Researchers enrolled 50 co-infected people with severe liver injury (cirrhosis) and assigned them to receive 12 weeks of ledipasvir + sofosbuvir.
Participants were divided into two groups based on their use (or not) of anti-HIV therapy (commonly called ART or HAART):
untreated HIV infection -- 13 participants
ART users -- 37 participants
The average profile of participants at the start of the study was as follows:
74% men and 26% women
age -- 58 years
HCV genotype 1a -- 78%
HCV genotype 1b -- 22%
HCV viral load -- 6 logs
CD4+ cell counts -- 687 cells/mm³ in non-users of ART; 576 cells in ART users
Anti-HIV drugs that were allowed in this clinical trial included the following:
a fixed-dose combination of FTC + tenofovir (Truvada)
a fixed-dose combination of efavirenz + FTC + tenofovir (Atripla)
rilpivirine (Edurant and in Complera)
raltegravir (Isentress)
Results
Among all participants who were not using ART, 100% (13 of 13) achieved an SVR₁₂.
Among ART users, 97% (36 of 37) achieved an SVR₁₂.
There were no significant changes to CD4+ cell counts or HIV viral load or toxicities to major organ-systems.
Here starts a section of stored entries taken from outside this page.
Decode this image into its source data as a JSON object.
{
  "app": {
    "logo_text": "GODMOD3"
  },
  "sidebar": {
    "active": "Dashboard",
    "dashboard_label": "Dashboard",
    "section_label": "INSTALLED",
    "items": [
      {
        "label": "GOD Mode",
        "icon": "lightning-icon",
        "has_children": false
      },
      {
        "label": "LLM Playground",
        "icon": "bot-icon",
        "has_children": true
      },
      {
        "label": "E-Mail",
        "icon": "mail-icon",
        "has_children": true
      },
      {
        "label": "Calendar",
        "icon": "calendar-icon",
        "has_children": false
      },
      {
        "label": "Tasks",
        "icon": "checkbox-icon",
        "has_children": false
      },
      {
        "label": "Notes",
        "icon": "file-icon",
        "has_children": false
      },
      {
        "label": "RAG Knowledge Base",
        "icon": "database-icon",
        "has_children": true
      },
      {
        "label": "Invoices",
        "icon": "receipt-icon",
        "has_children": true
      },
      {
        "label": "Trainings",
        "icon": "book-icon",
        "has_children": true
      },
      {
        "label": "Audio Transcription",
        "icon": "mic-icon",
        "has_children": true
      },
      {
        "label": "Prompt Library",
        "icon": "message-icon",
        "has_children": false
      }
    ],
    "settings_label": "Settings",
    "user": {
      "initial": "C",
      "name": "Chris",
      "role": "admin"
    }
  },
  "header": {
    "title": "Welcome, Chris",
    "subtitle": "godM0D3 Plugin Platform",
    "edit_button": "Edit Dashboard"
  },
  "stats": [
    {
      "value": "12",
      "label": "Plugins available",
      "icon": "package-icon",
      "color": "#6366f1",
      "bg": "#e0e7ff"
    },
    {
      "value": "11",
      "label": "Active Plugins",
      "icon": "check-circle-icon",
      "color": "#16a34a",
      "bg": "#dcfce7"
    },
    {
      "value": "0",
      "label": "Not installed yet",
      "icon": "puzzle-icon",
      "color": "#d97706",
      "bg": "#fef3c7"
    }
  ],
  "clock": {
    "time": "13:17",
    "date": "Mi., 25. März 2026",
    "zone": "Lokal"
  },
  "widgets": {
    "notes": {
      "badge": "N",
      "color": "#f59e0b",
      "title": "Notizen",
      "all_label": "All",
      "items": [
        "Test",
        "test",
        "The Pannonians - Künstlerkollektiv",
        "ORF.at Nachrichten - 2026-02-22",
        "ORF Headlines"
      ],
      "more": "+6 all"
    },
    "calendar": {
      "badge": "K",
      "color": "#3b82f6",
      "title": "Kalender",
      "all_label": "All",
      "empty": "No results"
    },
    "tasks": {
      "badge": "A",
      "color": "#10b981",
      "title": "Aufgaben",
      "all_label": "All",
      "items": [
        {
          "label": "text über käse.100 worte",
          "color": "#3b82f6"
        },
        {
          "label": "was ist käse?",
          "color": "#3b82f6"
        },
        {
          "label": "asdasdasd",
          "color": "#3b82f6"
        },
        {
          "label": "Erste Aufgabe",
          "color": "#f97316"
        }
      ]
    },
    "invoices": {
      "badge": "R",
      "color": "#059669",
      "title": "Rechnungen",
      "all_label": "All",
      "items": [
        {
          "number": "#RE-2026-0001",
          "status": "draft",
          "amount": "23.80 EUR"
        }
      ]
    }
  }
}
No deaths or premature departures from the study occurred.
For the Future
A larger study code-named ION-4 is ongoing in co-infected people. This trial has enrolled 335 participants with HCV genotypes 1 or 4, all of whom are using one of the following ART regimens:
Atripla
Complera (rilpivirine + Truvada)
raltegravir + Truvada
ION-4 has enrolled participants from Canada, New Zealand and the U.S. Results are expected later in 2015 or early in 2016.
Reference
Townsend KS, Osinusi A, Nelson AK, et al. High efficacy of sofosbuvir/ledipasvir for the treatment of HCV genotype 1 in patients coinfected with HIV on or off antiretroviral therapy: Results from the NIAID Eradicate trial. In: Program and abstracts of The Liver Meeting, 7-11 November 2014. Abstract 84.